Tachibana R, Kawabata H. Iperception 2014; 5(3): 143-146.

Affiliation

Department of Psychology, Keio University, 2-15-45 Mita, Minato-ku, Tokyo 108-0073, Japan; e-mail: kawabata@flet.keio.ac.jp.

Copyright

(Copyright © 2014, SAGE Publishing)

DOI

10.1068/i0640sas

PMID

25469219

PMCID

PMC4249983

Abstract

Characteristics of perception and cognition in our daily lives can be elucidated through studying misdirection, a technique used by magicians to manipulate attention. Recent findings on the effects of social misdirection induced by joint attention have been disputed, and differences between deceived (failed to detect the magic trick) and undeceived (detected the magic trick) groups remain unclear.

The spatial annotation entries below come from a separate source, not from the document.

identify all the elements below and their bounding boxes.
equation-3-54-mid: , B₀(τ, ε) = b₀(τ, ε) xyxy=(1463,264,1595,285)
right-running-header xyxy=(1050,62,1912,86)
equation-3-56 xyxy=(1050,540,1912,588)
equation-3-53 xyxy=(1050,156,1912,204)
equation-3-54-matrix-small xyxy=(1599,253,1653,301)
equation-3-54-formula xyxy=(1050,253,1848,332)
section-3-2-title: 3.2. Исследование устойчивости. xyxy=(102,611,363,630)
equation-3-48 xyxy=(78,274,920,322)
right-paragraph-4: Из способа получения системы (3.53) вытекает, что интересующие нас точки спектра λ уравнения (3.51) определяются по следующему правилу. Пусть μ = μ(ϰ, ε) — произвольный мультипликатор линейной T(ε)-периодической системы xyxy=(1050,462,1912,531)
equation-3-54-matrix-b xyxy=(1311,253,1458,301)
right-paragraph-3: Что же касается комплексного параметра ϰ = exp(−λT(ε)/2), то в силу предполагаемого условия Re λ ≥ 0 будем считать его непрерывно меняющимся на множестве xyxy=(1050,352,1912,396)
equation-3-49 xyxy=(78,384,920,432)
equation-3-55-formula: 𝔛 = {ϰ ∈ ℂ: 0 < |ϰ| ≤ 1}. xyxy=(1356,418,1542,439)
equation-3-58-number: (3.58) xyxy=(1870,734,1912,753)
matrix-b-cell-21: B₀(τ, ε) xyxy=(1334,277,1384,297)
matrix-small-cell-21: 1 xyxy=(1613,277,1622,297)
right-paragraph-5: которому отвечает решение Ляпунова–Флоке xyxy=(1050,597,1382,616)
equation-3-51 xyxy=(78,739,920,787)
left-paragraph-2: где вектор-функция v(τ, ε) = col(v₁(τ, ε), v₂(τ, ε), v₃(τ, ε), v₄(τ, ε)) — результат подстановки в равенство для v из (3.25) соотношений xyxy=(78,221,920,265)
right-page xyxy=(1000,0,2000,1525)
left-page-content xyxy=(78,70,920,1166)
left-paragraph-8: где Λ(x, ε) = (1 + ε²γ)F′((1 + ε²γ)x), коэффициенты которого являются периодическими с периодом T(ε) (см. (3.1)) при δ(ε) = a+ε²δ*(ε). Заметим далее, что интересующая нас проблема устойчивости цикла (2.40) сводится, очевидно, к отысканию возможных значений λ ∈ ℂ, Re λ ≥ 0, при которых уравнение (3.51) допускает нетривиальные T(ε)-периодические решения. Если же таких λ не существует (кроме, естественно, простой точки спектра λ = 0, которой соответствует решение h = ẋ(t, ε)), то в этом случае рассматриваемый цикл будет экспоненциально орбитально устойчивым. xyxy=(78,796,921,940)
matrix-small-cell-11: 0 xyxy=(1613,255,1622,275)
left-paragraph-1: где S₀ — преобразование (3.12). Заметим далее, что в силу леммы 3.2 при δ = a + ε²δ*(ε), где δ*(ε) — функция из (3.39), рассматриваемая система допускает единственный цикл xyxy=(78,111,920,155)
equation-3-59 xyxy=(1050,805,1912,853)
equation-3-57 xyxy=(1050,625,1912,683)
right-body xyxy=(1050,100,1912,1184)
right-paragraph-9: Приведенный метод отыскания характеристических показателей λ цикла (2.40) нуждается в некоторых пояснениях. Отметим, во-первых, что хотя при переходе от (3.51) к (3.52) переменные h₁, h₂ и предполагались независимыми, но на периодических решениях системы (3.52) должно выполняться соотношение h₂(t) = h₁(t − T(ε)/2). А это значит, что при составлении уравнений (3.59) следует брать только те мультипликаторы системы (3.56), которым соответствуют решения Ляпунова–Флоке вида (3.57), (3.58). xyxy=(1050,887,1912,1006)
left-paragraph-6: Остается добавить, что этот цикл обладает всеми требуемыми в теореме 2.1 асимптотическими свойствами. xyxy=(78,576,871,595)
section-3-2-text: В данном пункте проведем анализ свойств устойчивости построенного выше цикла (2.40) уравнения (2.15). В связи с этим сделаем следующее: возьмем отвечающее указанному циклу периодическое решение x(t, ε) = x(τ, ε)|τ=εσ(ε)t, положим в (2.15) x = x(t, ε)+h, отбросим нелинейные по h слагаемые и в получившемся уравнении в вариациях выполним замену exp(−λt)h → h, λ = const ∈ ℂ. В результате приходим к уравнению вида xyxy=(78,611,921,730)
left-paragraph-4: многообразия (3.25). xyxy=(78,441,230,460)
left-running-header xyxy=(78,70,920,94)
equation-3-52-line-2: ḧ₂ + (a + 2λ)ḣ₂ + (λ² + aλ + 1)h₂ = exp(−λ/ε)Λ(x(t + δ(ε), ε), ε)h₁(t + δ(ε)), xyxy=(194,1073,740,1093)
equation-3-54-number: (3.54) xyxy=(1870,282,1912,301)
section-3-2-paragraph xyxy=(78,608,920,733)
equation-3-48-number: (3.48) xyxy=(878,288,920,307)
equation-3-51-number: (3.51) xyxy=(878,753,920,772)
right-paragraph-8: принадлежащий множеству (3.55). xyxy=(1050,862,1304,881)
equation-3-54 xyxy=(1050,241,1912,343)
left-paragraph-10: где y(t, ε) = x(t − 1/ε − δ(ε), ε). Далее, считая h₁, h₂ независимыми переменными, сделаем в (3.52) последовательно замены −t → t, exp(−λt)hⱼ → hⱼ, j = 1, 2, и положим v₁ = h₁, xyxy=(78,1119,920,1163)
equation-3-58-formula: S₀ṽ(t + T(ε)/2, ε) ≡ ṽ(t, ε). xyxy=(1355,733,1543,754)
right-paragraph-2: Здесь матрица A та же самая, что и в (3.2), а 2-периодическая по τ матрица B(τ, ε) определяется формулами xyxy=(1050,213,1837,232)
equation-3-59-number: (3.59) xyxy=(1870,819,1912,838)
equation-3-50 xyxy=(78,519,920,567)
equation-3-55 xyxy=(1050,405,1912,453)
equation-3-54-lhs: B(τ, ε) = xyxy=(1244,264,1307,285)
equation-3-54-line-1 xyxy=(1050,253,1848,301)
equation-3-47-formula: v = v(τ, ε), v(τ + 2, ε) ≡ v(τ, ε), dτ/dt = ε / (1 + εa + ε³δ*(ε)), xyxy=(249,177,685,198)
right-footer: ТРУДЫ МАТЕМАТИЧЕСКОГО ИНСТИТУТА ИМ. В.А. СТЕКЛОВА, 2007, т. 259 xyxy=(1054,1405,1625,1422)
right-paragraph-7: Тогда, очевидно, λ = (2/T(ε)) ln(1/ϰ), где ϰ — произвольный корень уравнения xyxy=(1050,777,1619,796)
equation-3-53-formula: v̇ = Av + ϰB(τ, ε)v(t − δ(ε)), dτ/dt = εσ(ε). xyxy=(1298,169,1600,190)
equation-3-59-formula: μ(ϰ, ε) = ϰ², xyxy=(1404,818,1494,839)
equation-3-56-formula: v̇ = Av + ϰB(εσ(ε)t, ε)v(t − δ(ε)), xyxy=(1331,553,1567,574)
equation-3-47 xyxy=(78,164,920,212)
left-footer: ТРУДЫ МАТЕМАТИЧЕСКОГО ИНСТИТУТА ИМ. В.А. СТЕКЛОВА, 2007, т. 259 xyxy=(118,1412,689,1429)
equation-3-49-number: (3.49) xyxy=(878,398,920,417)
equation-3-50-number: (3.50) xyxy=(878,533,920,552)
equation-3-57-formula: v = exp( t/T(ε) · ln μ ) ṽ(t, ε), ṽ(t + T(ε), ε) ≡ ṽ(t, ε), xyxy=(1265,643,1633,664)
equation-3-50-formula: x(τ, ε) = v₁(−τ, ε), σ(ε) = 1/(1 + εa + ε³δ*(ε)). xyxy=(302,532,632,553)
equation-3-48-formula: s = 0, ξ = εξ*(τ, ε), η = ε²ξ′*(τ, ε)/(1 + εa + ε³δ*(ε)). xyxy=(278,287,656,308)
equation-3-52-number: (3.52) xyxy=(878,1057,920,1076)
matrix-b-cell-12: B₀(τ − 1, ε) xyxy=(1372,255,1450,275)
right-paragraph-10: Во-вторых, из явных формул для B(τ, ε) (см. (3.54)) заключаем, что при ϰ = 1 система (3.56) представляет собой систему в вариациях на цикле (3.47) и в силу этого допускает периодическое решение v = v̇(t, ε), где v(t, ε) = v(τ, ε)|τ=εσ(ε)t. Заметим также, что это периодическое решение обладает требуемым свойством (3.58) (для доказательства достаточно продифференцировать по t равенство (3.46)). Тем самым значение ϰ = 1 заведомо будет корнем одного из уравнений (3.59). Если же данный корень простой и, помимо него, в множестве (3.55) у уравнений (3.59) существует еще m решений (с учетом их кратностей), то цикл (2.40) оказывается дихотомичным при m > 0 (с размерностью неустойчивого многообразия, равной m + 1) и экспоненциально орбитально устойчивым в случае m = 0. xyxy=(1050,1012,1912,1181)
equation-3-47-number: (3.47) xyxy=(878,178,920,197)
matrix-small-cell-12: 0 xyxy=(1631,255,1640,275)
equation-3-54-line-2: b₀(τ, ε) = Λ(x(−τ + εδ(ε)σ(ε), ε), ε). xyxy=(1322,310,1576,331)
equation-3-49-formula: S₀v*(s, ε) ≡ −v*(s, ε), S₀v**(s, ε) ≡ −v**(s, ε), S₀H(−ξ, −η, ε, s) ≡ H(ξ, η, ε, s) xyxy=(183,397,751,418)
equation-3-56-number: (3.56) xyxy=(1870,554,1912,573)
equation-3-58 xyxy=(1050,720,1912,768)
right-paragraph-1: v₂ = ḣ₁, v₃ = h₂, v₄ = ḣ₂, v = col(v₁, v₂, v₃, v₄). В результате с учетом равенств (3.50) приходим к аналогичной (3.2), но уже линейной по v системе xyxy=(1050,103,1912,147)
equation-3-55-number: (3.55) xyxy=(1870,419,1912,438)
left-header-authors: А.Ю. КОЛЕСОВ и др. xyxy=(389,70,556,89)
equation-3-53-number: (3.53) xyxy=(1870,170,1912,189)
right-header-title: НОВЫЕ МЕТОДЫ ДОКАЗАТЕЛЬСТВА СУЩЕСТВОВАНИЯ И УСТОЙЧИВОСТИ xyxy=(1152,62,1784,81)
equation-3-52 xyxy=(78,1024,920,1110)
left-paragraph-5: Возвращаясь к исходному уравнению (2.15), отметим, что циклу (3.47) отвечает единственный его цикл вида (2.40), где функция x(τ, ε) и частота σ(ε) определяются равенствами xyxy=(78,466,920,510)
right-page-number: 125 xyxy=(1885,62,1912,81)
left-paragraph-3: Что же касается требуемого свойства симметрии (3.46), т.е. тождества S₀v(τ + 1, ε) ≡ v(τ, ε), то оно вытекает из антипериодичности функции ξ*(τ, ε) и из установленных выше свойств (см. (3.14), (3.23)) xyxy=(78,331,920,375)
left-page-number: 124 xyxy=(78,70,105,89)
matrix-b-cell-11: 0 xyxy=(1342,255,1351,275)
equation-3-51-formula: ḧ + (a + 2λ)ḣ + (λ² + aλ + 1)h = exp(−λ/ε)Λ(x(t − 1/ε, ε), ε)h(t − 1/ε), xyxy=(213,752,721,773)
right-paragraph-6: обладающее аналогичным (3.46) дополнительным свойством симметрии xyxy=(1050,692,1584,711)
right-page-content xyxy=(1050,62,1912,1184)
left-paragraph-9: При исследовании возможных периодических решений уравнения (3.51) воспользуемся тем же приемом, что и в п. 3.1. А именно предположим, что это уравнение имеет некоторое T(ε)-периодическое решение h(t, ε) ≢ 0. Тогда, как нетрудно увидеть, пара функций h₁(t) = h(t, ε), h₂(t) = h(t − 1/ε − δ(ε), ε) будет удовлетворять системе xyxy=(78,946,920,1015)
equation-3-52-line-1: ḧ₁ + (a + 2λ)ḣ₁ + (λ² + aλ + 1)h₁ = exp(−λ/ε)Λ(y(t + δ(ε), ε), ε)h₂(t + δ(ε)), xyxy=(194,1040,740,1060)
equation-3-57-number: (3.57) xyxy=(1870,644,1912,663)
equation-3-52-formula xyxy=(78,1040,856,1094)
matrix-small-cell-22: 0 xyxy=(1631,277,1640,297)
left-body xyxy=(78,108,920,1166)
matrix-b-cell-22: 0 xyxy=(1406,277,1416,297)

To examine how social misdirection affects deceived and undeceived groups, we showed participants movie clips of the "cups & balls," a classic magic trick, and measured participants' eye positions (i.e. where participants looked while viewing the clips) using an eye tracker. We found that the undeceived group looked less at the magician's face than the deceived group. These results indicate that deceived individuals have difficulty trying not to allocate attention to the face. We conclude that social misdirection captures attention, influencing the emergence of deception.